Sunday, November 11, 2012

Slave to the Notes

I got a couple of firsts in tonight.

After dinner at Toast with two of my favorite people, I made my way to Balliceaux for Classical Revolution RVA. I'd missed the chance to see classical musicians doing small group performances as part of this new series, so tonight was my chance to see what it was all about.

I loved their issue with live music: that all kinds of music are available easily and cheaply around town...except classical. And their aim is to correct that.

Walking in, I found a friend at the front bar and spent some time discussing my recent trip to Italy. Since he's been there many times, he was curious to hear my impressions.

"Yea, the men are really bold," he grinned.

Once in the back room, a chair was found for me and when I heard they were out of Cazadores,  my server graciously offered to introduce me to a new tequila. It was Kah Reposado, which sounds innocuous enough, but comes in a yellow skull-shaped bottle with Day of the Dead imagery on it.
The bottle was so over the top that I assumed the tequila couldn't be any good. Wrong.

With my front row seat and new libation, I was all set for an evening of classical interpretations. Unfortunately, I'd missed the first couple of them.

I arrived in time for some Shostakovitch duos played spiritedly enough to assure me I was in the right place. That was followed by a duo doing Dvorak's "Slovanik Fantasy" but only after apologizing for having played it as recently as August.

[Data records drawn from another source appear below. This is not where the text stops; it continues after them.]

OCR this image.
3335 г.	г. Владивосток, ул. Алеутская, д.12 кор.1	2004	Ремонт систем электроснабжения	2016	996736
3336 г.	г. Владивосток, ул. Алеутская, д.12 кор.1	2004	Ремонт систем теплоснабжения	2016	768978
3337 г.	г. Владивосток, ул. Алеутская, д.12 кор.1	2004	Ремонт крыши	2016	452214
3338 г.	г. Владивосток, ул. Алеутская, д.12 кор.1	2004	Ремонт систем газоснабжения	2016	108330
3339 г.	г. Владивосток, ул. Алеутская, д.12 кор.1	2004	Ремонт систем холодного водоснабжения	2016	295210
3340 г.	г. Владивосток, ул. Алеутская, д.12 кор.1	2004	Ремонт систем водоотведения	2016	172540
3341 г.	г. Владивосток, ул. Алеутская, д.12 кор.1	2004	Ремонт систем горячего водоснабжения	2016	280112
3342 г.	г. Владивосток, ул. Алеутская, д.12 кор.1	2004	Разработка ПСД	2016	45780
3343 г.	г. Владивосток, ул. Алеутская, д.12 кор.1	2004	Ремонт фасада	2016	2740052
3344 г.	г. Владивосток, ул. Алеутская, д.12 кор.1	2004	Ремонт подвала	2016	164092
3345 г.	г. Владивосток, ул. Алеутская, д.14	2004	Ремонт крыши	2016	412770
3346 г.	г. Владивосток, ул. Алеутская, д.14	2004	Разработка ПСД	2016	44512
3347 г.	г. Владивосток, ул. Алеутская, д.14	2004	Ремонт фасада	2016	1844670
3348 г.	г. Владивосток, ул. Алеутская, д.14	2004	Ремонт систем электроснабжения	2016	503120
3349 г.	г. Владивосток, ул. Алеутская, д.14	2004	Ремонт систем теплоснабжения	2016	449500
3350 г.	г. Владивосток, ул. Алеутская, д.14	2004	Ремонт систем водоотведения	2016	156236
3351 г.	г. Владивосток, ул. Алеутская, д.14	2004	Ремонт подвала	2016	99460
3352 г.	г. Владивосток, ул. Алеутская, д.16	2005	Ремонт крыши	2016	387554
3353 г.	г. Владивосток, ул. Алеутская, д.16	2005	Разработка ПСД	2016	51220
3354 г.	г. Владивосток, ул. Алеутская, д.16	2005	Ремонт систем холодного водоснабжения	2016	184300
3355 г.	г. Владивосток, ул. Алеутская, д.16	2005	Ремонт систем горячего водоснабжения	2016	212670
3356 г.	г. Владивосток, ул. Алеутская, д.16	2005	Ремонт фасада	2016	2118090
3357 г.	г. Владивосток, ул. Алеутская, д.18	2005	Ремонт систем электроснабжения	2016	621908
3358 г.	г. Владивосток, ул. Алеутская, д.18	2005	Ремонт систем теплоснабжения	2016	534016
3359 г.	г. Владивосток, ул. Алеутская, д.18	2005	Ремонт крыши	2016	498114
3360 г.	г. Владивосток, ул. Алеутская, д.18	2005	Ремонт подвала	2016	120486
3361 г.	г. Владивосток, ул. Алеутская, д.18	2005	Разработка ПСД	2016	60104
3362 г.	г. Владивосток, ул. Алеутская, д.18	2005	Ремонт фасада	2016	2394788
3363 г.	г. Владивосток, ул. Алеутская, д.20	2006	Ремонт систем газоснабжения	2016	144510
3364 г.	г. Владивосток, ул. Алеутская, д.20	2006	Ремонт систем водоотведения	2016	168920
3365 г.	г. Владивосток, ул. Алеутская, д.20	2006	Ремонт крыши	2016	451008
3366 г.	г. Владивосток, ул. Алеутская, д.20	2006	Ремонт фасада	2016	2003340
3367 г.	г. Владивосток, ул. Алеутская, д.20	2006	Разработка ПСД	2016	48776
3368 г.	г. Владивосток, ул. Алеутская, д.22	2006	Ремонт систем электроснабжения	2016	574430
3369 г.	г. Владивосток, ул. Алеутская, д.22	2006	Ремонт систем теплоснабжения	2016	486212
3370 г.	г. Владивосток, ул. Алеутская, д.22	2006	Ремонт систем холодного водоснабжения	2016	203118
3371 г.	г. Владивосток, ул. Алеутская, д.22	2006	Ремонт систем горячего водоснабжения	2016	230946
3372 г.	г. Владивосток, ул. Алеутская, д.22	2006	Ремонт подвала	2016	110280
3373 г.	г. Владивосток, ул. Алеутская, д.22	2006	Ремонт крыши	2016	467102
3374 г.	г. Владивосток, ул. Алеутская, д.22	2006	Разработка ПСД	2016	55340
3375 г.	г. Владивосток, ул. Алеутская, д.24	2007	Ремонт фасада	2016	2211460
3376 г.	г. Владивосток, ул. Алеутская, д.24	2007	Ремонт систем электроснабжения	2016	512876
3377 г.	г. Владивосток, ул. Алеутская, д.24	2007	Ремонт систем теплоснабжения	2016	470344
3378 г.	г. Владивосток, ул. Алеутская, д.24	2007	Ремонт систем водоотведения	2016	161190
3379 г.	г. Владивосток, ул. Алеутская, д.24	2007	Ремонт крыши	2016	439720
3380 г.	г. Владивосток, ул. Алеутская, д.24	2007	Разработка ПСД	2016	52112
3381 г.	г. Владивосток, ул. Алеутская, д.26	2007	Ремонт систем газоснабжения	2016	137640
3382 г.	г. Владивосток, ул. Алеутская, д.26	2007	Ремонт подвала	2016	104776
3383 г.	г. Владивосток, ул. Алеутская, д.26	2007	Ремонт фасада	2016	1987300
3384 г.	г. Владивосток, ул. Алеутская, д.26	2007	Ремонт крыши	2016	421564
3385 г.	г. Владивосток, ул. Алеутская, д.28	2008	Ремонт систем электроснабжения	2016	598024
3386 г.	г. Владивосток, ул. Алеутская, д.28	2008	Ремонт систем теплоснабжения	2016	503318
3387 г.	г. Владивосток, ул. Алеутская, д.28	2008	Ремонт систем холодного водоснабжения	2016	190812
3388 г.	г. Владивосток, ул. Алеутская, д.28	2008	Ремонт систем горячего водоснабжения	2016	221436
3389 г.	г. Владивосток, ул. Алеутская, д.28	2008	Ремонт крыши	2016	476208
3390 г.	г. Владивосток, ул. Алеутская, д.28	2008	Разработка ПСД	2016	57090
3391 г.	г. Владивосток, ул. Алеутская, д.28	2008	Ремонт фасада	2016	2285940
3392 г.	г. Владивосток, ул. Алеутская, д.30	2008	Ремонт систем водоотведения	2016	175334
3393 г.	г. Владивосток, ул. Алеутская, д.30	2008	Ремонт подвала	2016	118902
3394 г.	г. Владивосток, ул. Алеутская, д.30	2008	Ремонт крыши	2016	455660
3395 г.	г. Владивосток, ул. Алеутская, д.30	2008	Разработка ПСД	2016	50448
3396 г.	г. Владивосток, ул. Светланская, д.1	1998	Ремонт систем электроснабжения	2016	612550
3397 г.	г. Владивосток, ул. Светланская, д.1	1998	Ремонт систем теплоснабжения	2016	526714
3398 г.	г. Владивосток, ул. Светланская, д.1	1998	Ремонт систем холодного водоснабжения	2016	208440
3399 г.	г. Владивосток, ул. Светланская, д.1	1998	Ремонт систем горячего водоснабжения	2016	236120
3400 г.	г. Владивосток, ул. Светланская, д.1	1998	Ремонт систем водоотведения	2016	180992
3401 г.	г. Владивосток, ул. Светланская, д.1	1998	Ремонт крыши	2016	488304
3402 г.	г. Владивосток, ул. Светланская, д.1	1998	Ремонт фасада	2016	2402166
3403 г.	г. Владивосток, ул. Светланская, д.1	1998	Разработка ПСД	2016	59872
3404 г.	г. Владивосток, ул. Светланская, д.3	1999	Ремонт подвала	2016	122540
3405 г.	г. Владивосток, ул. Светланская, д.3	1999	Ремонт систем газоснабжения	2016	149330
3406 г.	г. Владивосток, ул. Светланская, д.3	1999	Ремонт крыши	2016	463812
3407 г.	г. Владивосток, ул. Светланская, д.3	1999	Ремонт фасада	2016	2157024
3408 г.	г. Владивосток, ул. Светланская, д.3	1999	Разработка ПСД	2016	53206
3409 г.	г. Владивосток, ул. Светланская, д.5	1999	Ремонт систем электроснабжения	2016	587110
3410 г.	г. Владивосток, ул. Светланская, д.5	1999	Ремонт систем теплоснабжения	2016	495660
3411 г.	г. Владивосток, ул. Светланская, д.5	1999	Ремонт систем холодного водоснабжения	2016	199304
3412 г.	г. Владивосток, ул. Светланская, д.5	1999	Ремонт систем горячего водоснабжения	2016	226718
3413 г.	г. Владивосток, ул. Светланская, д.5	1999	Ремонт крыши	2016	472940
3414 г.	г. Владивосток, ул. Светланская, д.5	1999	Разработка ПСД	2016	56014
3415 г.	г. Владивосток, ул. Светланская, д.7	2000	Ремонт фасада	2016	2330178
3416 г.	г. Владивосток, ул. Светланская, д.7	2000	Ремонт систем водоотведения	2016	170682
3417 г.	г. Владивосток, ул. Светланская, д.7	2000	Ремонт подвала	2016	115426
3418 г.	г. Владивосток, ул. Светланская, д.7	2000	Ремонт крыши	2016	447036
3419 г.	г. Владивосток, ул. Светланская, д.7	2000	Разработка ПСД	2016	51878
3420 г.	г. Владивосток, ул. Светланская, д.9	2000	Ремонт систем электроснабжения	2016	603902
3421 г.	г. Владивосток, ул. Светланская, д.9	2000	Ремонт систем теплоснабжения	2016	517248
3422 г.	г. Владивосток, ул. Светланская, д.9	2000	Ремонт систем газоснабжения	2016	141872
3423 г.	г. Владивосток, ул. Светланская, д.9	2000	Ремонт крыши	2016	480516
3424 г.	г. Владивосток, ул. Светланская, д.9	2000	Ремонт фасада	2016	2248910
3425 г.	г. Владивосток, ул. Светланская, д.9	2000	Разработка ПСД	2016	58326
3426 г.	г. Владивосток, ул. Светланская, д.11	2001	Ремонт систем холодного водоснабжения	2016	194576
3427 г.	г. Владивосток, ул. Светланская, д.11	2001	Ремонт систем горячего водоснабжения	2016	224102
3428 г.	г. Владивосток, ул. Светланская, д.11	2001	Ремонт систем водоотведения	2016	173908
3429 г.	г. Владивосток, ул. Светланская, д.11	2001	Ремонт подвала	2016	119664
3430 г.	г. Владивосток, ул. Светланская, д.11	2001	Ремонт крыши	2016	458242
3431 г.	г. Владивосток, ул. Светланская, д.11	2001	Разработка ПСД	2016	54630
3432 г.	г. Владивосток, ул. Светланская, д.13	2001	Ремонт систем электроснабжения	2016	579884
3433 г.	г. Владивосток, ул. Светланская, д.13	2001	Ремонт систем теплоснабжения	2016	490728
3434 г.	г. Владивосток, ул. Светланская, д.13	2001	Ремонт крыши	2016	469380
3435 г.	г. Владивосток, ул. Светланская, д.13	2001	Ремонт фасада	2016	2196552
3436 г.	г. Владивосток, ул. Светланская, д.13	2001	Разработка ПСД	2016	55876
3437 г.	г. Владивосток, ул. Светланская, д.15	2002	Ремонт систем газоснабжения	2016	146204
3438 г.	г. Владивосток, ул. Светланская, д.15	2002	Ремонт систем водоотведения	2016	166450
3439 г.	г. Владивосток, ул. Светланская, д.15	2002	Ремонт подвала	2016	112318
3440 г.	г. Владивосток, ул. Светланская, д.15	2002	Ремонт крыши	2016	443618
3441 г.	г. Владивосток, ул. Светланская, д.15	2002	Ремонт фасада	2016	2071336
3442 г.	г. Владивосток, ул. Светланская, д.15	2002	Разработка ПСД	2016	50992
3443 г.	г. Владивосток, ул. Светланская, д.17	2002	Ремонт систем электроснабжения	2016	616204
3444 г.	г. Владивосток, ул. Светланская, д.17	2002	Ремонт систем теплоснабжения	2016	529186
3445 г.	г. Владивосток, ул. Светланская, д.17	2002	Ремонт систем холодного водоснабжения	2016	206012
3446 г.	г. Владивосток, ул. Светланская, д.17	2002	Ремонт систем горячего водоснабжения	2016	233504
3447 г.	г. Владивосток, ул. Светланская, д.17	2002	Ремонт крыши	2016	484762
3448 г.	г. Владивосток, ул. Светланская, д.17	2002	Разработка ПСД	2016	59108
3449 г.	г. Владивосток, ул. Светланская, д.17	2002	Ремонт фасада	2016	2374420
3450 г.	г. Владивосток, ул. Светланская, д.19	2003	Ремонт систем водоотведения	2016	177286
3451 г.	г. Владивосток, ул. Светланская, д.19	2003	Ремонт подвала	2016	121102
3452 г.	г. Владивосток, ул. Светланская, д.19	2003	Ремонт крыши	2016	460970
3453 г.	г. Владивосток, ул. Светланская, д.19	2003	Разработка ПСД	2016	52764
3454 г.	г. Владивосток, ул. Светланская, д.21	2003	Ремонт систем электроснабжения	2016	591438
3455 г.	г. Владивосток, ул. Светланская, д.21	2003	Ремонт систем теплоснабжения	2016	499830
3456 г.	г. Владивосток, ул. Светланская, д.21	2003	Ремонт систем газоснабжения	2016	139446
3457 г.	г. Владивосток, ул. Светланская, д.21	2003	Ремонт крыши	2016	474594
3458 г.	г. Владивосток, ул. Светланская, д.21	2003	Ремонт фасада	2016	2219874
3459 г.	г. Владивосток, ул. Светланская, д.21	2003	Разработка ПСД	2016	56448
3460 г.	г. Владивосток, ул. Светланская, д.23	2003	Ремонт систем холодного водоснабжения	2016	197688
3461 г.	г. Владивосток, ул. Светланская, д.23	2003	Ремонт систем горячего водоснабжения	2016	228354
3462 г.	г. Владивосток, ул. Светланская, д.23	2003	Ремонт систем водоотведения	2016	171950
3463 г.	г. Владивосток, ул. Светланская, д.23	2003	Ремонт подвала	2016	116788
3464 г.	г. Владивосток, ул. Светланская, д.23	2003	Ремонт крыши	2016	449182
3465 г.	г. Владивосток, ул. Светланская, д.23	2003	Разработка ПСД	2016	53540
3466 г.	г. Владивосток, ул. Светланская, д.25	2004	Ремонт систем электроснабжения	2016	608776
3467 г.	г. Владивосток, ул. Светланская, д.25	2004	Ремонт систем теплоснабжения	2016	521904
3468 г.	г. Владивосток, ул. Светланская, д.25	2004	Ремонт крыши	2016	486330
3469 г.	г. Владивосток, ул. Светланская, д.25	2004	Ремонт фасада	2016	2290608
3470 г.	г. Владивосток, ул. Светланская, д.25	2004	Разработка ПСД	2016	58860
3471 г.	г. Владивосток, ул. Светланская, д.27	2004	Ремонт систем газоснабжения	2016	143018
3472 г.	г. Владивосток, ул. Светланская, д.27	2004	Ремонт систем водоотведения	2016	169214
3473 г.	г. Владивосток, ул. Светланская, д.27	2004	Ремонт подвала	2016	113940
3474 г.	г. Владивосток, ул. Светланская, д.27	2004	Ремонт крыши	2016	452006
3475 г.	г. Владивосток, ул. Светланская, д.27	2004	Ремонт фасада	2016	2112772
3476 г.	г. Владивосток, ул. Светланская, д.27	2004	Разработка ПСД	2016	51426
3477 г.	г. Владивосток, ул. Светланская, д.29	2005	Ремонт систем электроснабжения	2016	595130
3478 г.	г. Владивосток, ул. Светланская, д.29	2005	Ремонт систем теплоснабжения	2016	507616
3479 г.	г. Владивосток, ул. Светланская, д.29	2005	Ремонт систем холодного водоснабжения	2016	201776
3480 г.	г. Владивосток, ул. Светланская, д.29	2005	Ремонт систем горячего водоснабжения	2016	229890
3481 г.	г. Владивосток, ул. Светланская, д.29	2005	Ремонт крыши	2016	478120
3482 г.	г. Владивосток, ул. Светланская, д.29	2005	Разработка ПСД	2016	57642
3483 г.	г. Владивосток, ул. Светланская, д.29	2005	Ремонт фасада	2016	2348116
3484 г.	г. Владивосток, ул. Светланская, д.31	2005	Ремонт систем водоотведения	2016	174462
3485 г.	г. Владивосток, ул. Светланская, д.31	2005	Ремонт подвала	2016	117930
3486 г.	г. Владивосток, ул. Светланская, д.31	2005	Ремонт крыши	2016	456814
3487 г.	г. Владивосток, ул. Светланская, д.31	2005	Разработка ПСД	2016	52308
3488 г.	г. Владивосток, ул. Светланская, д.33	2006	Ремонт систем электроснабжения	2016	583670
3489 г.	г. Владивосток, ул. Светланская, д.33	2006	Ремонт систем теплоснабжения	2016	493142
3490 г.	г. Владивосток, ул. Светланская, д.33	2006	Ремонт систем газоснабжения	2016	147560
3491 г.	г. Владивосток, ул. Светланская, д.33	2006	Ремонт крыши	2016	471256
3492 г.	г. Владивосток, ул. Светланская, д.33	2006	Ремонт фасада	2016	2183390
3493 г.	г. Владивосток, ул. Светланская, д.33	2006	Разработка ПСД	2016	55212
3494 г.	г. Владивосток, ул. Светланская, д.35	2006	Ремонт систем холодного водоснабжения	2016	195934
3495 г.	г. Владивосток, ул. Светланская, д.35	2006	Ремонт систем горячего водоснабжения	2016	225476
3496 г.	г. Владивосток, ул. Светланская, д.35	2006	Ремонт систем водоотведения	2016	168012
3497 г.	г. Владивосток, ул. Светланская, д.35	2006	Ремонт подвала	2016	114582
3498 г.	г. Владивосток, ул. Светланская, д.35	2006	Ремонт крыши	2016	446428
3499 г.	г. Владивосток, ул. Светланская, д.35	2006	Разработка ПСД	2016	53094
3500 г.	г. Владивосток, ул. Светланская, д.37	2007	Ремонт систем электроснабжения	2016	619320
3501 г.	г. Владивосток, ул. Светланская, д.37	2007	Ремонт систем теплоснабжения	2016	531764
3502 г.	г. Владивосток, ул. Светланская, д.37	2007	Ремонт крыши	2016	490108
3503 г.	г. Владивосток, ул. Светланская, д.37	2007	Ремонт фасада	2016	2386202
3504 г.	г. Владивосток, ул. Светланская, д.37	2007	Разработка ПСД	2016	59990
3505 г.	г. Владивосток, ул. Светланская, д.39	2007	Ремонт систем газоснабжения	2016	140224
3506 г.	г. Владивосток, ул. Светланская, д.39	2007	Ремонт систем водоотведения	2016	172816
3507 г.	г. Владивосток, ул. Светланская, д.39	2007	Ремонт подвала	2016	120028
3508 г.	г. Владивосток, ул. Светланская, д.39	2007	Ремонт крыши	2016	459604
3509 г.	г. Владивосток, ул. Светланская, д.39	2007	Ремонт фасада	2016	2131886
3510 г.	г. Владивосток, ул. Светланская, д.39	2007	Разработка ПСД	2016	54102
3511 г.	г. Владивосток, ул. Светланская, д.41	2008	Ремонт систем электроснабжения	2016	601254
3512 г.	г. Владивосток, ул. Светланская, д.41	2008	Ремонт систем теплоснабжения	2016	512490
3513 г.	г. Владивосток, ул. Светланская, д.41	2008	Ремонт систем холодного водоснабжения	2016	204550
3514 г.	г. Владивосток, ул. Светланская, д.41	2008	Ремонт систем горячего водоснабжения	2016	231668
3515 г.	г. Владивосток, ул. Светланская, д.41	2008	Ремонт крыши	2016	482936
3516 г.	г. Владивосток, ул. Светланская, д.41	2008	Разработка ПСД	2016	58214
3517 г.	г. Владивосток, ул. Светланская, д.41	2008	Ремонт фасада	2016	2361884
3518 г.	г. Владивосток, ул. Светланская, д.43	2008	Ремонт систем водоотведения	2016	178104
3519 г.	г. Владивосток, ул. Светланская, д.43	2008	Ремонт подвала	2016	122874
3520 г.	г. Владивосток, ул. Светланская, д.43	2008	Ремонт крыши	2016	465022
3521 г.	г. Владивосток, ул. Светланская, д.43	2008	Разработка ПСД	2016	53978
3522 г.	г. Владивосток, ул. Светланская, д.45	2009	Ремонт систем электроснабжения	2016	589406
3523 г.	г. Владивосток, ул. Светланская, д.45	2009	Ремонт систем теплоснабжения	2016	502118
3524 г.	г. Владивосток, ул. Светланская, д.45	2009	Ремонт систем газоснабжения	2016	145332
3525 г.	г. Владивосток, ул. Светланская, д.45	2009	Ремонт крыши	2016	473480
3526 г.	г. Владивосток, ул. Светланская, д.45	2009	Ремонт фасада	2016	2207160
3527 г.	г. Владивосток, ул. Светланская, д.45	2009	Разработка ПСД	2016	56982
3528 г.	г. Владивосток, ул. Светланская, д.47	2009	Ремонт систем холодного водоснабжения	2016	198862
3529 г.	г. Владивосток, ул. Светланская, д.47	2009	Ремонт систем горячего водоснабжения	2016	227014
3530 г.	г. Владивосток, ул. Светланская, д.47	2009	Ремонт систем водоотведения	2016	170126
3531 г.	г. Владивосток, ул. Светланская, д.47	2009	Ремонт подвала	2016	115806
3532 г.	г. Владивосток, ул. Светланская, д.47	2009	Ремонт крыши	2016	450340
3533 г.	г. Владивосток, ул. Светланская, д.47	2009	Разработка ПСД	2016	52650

As one who'd missed August's performance, I had no problem with a repeat in November.

Maria and Ross followed doing Stravinsky's "Duo Concertant," a piece they'd been playing for the Richmond Ballet's Studio 2 series the past two weekends. But as Ross explained, when doing it for the Ballet, they'd been slaves to the dance and now planned to do the five movements exactly as Stravinsky had notated them.

Translation: wicked fast.

Maria's hand over hand technique and the speed of the piece resulted in her hands being nothing short of a blur most of the time. Later she admitted that while it was difficult to learn, now it was just fun to play. That's a musician nerd for you.

We moved from the past to the present with Michael Daugherty's "Diamond in the Rough," a 2006 piece based in Mozart. The trio had way more than three instruments to bring this piece to life: violin, viola and an array of percussion and a percussionist with passion.

Playing chimes, glockenspiel, triangle, tambourine and four wine glasses filled to varying heights with water, he was a one man band inside the trio. Rubbing the glasses emitted an eerie whine. The glockenspiel provided the energy. The triangle punctuated at just the right moments. And the tambourine was really a movable drum.

By the end of the piece, the whole thing sounded like a hoedown on speed. And then it was over. Classical Revolution RVA starts on time and ends at a reasonable hour.

In between, people eat, drink and listen to music with no annoying chatter to distract from the musicians doing their thing. I just may have a new series to add to my calendar.

We'll see about adding the Kah to my rotation.